6. Fertilization and Mulching
A general-purpose fertilizer can be fed before new growth begins in spring. Spread a 1-inch layer of compost under the shrub every spring. Spread a 2-inch layer of mulch (may contain chopped bark or pine needles) over the compost. Mulch should be spread a few inches away from the trunk of the shrub. The compost increases the nutritional value of the soil, while the mulch helps conserve water. Because of the mulch, the temperature of the soil remains moderate and uniform. Established trees should be fertilized every 2-3 years.

7. Propagation
As a single plant produces hundreds of seeds, these plants reproduce aggressively in the wild.

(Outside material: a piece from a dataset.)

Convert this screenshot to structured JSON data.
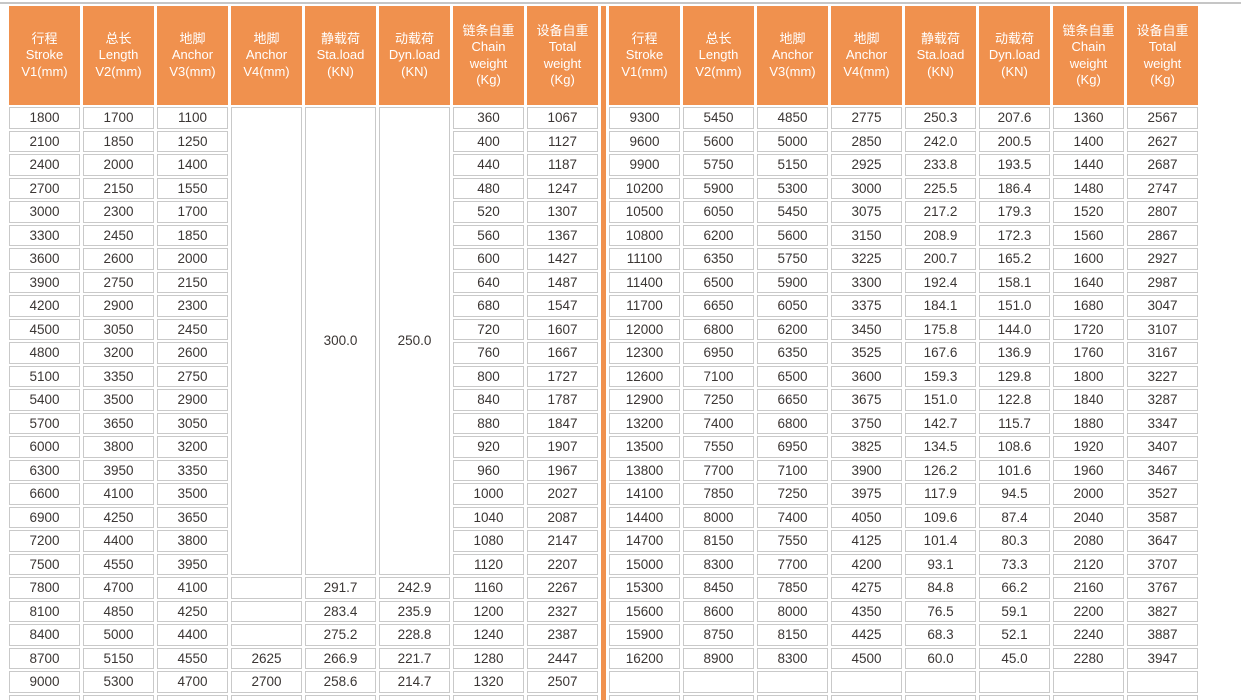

The seeds remain alive in the soil for many years. They are viable and can germinate naturally. Wind, dust, and water promote dispersal and deposition of seeds along stream banks. In home or city gardens, the plants can be propagated with the help of sucker division or softwood cuttings during summers. Hardwood cuttings can also be used for propagation. Such cuttings can be rooted outdoors in the fall. You may plant some branches in pots and may transplant them outdoors afterwards. You may divide the plants in fall.

8. Winter Care
No winter protection is required.

9. Companion Plants
To have a good succession of color in the garden, goldflame spirea plants should be planted with ideal companion plants. For a mixed shrub border, you can plant 'goldflame' with other deciduous shrubs such as forsythia, daphne, and clethra. The dark-foliaged creeping juniper or heuchera can be planted in the background. The dark purple foliage of the Aster lateriflorus can also create a wonderful background for this spirea plant. You can plant it with Loropetalum too.
Goldflame spirea shrub is one of the easiest ones to grow and maintain. It requires occasional maintenance and upkeep. It attracts butterflies and adds a charm to your garden. Under ideal conditions, these plants grow quickly and can live for about 20 years. They usually retain a nice shape as they grow. You can plant them singly or in groups. The attractive clusters of flowers and amazing foliage colors make goldflame spirea a real eye-catcher.